Para uma parte do empresariado o status quo de subsídios sem fim é o melhor dos mundos. Se desse para voltar aos tempos de protecionismo e reserva de mercado dos anos 80 melhor ainda. Para a população, mexer na previdência é o fim do mundo, melhor deixar como está porque certamente vão tirar algum direito divino que em algum momento no passado apareceu.
Esse caráter reacionário parece valer até para a esquerda, que parece sentir saudades de ter um inimigo como na década de 70. Na iminência de voltar à oposição criaram o slogan pegajoso do “golpismo”.
O problema é que não dá mais para seguir Lampedusa e mudar alguma coisa para ficar tudo como está. Infelizmente, ou felizmente, chegou o momento de pagar a conta e ir a um patamar diferente.
Como não poderia ser diferente, boa parte do que explica nosso atraso e a dificuldade de ver o novo é uma educação de baixa qualidade. Bryan Caplan em seu livro The Myth of the Rational Voter mostra muito bem como uma sociedade com baixo nível de educação tende a optar por políticas de esquerda, que em geral vendem soluções fáceis e enganosas. Quanto mais educada a população, mais ela tende a opções mais liberais na economia. Isso não significa diminuir conquistas sociais, mas aprender que há limitações na economia que precisam ser pensadas.
Estamos ainda na fase de acreditar que soluções fáceis que a esquerda sempre pregou são melhores. A previdência é um caso claro e urgente nesse sentido. Há quinze anos, de fato a previdência era um problema relativamente menos complicado. Havia sido aprovado o fator previdenciário, a reforma na previdência do setor público em 2003 foi positiva e o crescimento forte da receita e da formalização mascarou problemas que existiam. Mas ao longo do tempo os governos petistas foram desmontando o que se criou. O fator previdenciário perdeu sentido ao criar-se a regra 85/95 que significa no final mais gasto com previdência e fixou-se a previdência com ajustes inviáveis do salário mínimo, outra jabuticaba econômica criada nesse período.
Por isso, esse desmantelamento favorável à população no curto prazo, mas amplamente desfavorável a ela mesma no longo, dá essa impressão de reacionarismo de memória curta. Por isso o esforço do governo para aprovar a reforma da previdência será descomunal depois de tantos anos de falsas benesses – ainda mais para um governo em que a esquerda cola a pecha de golpista.
Mas reformas da previdência surgem justamente na necessidade em remodelar o que foi desmantelado nesses anos, assim como em diversas outras áreas da economia. O drama maior é que o déficit da previdência se tornou algo potencialmente muito fora do controle e o governo terá que fazer uma propaganda muito bem-feita para que a população pelo menos aceite melhor as mudanças.

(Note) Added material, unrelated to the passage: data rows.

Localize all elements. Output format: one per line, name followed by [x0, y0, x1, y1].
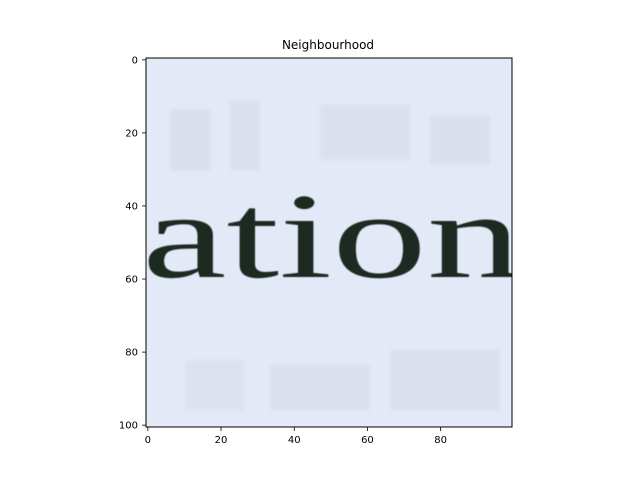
image-panel: ation [142, 58, 522, 427]
y-tick-label: 40 [125, 201, 138, 212]
y-tick-label: 0 [132, 55, 138, 66]
x-axis: 0 20 40 60 80 [145, 427, 447, 446]
y-axis: 0 20 40 60 80 100 [119, 55, 146, 432]
y-tick-label: 80 [125, 348, 138, 359]
x-tick-label: 0 [145, 435, 151, 446]
x-tick-label: 60 [361, 435, 374, 446]
x-tick-label: 80 [434, 435, 447, 446]
x-tick-label: 40 [288, 435, 301, 446]
bleed-through-texture [170, 100, 500, 410]
y-tick-label: 100 [119, 421, 138, 432]
image-foreground-text: ation [142, 169, 522, 304]
axes-frame [145, 57, 513, 428]
y-tick-label: 20 [125, 128, 138, 139]
x-tick-label: 20 [215, 435, 228, 446]
y-tick-label: 60 [125, 275, 138, 286]
figure-title: Neighbourhood [282, 38, 374, 52]
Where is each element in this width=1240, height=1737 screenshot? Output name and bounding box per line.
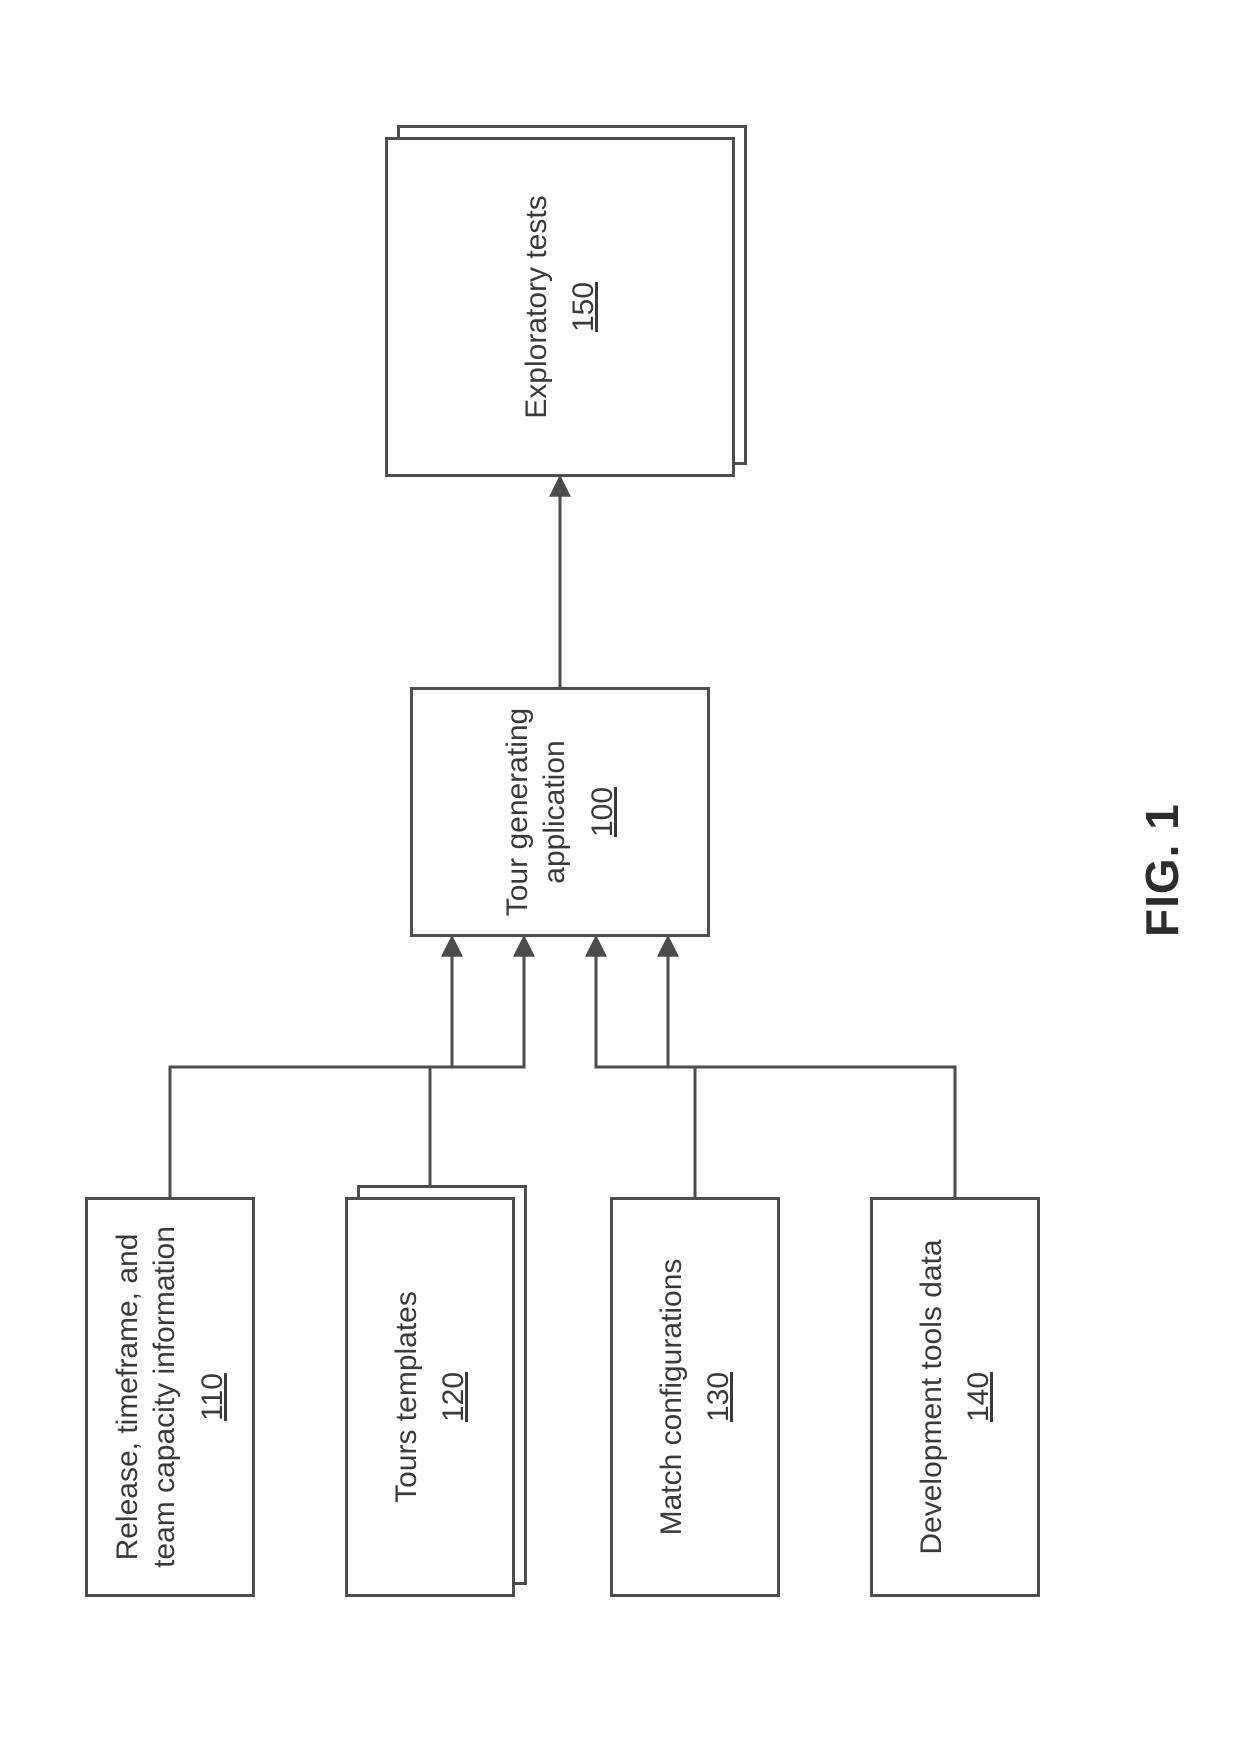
b120-box: Tours templates120: [345, 1197, 515, 1597]
b100-ref: 100: [584, 787, 622, 837]
rotated-group: Release, timeframe, and team capacity in…: [0, 0, 1240, 1737]
b100-box: Tour generating application 100: [410, 687, 710, 937]
b120-ref: 120: [435, 1372, 473, 1422]
b120-title: Tours templates: [388, 1277, 426, 1517]
connector-b140-b100: [668, 937, 955, 1197]
b140-ref: 140: [960, 1372, 998, 1422]
diagram-canvas: Release, timeframe, and team capacity in…: [0, 0, 1240, 1737]
b150-ref: 150: [565, 282, 603, 332]
b100-title: Tour generating application: [499, 690, 574, 934]
b130-title: Match configurations: [653, 1245, 691, 1550]
b110-box: Release, timeframe, and team capacity in…: [85, 1197, 255, 1597]
b140-box: Development tools data140: [870, 1197, 1040, 1597]
b150-title: Exploratory tests: [518, 181, 556, 432]
figure-label: FIG. 1: [1135, 803, 1189, 937]
b110-ref: 110: [194, 1373, 232, 1421]
b140-title: Development tools data: [913, 1225, 951, 1568]
connector-b110-b100: [170, 937, 452, 1197]
b150-box: Exploratory tests150: [385, 137, 735, 477]
connector-b120-b100: [430, 937, 524, 1197]
b130-box: Match configurations130: [610, 1197, 780, 1597]
b130-ref: 130: [700, 1372, 738, 1422]
b110-title: Release, timeframe, and team capacity in…: [109, 1200, 184, 1594]
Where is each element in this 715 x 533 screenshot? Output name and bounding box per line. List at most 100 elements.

Por exemplo, é urgente que se convença a sociedade que a aposentadoria por tempo de serviço privilegia a classe mais alta de renda, que tem condições mais fáceis de comprovar seu período de trabalho, isso sem falar quem está no setor público, que se aposenta ainda mais cedo. Quem é pobre se aposenta em geral por idade. Assim, o argumento de que quem começa a trabalhar cedo, em geral mais pobres, vão ser penalizados não se sustenta por que eles já se aposentam mais tarde do que a população mais rica. Isso sem falar que a ideia de aposentadoria por tempo de contribuição é tão anacrônica que apenas Irã, Iraque e Equador a utilizam no mundo, um contrassenso.

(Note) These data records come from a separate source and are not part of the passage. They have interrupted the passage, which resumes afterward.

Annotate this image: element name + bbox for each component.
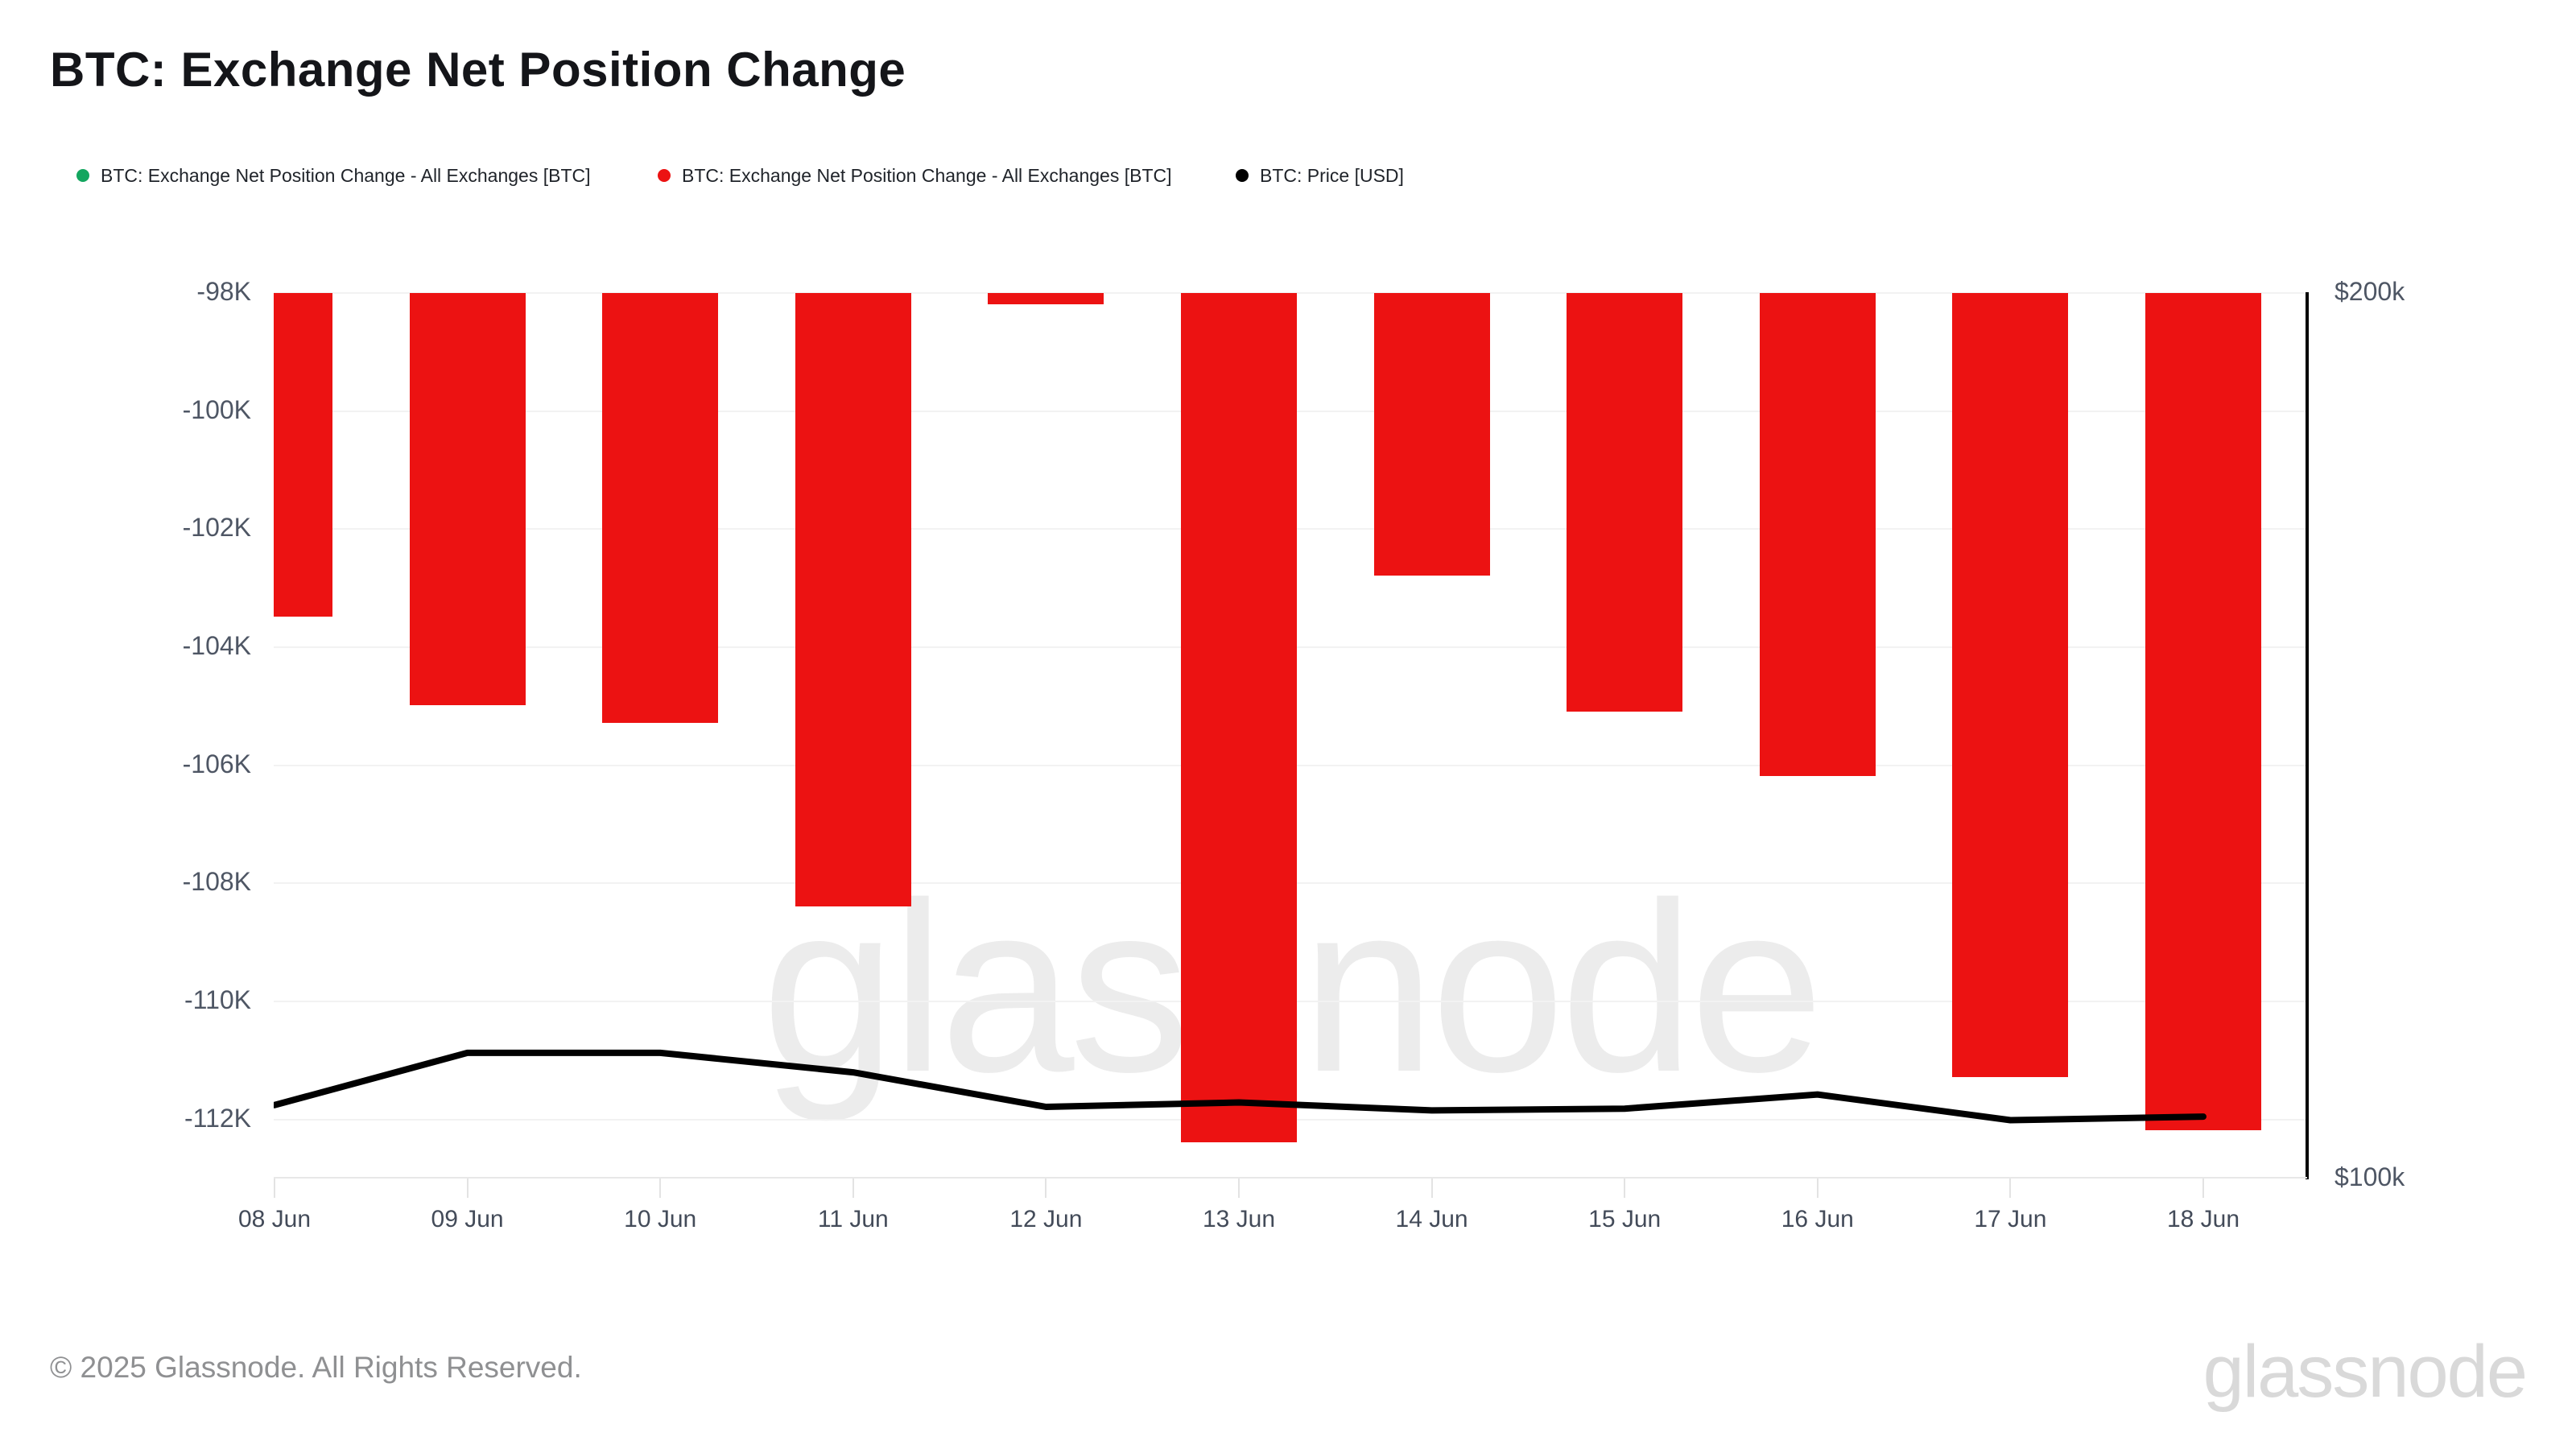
left-axis-tick-label: -98K bbox=[196, 277, 251, 306]
legend-dot-icon bbox=[658, 169, 671, 182]
bar-12-jun[interactable] bbox=[988, 293, 1104, 304]
x-axis-label: 11 Jun bbox=[817, 1206, 889, 1232]
bar-17-jun[interactable] bbox=[1952, 293, 2069, 1078]
x-axis-tick bbox=[2202, 1179, 2204, 1198]
x-axis-label: 15 Jun bbox=[1588, 1206, 1662, 1232]
legend-item[interactable]: BTC: Exchange Net Position Change - All … bbox=[658, 159, 1172, 192]
x-axis-label: 14 Jun bbox=[1395, 1206, 1468, 1232]
x-axis-label: 09 Jun bbox=[431, 1206, 504, 1232]
bar-10-jun[interactable] bbox=[602, 293, 719, 724]
x-axis-tick bbox=[852, 1179, 854, 1198]
legend-item-label: BTC: Exchange Net Position Change - All … bbox=[682, 164, 1172, 186]
copyright-text: © 2025 Glassnode. All Rights Reserved. bbox=[50, 1351, 582, 1384]
left-axis-tick-label: -112K bbox=[184, 1103, 251, 1133]
legend-dot-icon bbox=[76, 169, 89, 182]
price-axis-line bbox=[2306, 292, 2309, 1179]
x-axis-tick bbox=[659, 1179, 662, 1198]
bar-09-jun[interactable] bbox=[409, 293, 526, 706]
bar-11-jun[interactable] bbox=[795, 293, 911, 906]
x-axis-label: 08 Jun bbox=[237, 1206, 312, 1232]
legend-item[interactable]: BTC: Price [USD] bbox=[1236, 159, 1404, 192]
legend: BTC: Exchange Net Position Change - All … bbox=[0, 159, 2576, 192]
x-axis-tick bbox=[1624, 1179, 1626, 1198]
left-axis-tick-label: -110K bbox=[184, 985, 251, 1014]
left-axis-tick-label: -100K bbox=[182, 394, 251, 424]
page-title: BTC: Exchange Net Position Change bbox=[50, 43, 906, 97]
x-axis-label: 17 Jun bbox=[1974, 1206, 2047, 1232]
x-axis-tick bbox=[466, 1179, 469, 1198]
plot-area: glassnode bbox=[274, 292, 2307, 1178]
glassnode-logo: glassnode bbox=[2202, 1331, 2528, 1413]
legend-dot-icon bbox=[1236, 169, 1249, 182]
legend-item-label: BTC: Price [USD] bbox=[1260, 164, 1404, 186]
x-axis-tick bbox=[1045, 1179, 1047, 1198]
legend-item[interactable]: BTC: Exchange Net Position Change - All … bbox=[76, 159, 591, 192]
left-axis-tick-label: -102K bbox=[182, 513, 251, 543]
bar-13-jun[interactable] bbox=[1181, 293, 1297, 1142]
legend-item-label: BTC: Exchange Net Position Change - All … bbox=[101, 164, 591, 186]
left-axis-tick-label: -108K bbox=[182, 867, 251, 897]
bar-18-jun[interactable] bbox=[2145, 293, 2261, 1131]
bar-14-jun[interactable] bbox=[1373, 293, 1490, 576]
x-axis-tick bbox=[1238, 1179, 1240, 1198]
x-axis-label: 13 Jun bbox=[1202, 1206, 1276, 1232]
x-axis-label: 10 Jun bbox=[624, 1206, 697, 1232]
x-axis-tick bbox=[2009, 1179, 2012, 1198]
x-axis-label: 18 Jun bbox=[2166, 1206, 2240, 1232]
bar-16-jun[interactable] bbox=[1759, 293, 1876, 777]
x-axis-tick bbox=[1816, 1179, 1818, 1198]
x-axis-label: 12 Jun bbox=[1009, 1206, 1083, 1232]
x-axis-tick bbox=[274, 1179, 275, 1198]
x-axis-tick bbox=[1430, 1179, 1433, 1198]
bar-08-jun[interactable] bbox=[274, 293, 332, 617]
left-axis-tick-label: -106K bbox=[182, 749, 251, 778]
right-axis-tick-label: $100k bbox=[2334, 1162, 2405, 1191]
left-axis-tick-label: -104K bbox=[182, 631, 251, 660]
x-axis-label: 16 Jun bbox=[1781, 1206, 1854, 1232]
x-axis-line bbox=[274, 1177, 2307, 1179]
price-line[interactable] bbox=[274, 292, 2307, 1178]
bar-15-jun[interactable] bbox=[1567, 293, 1683, 712]
right-axis-tick-label: $200k bbox=[2334, 277, 2405, 306]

Cai por terra, assim, a ideia de que fazer a reforma vai prejudicar os mais pobres. Pelo contrário, vai criar condições de igualdade entre ricos e pobres. Vender a ideia de que a reforma tornará a população brasileira mais igualitária nas condições de aposentadoria é algo em que o governo tem que insistir. Mais ainda, ajudará a tirar aquela ideia de que trabalhar cedo é bom porque pode-se aposentar mais cedo. A ideia de uma aposentadoria mais tardia ajudaria a eventualmente essa população mais jovem se educar mais para um tempo mais longo de trabalho. Se vou sair mais tarde do mercado de trabalho, faz sentido entrar também mais tarde e buscar maior qualificação, quando isso for possível. De qualquer maneira, não faz sentido a idade média de aposentadoria ser de 54 anos quando a expectativa de vida é de vinte anos a mais. No mundo, essa diferença é de 16 anos, mas para uma expectativa de vida de 81 anos – ou seja, a idade média efetiva de aposentadoria está em 65 anos.
Caberá ao governo atravessar o Rubicão da previdência e para isso será necessário suavizar o reacionarismo atávico da população brasileira para assuntos econômicos. Algo que foi apenas piorado com os desmandos dos últimos anos.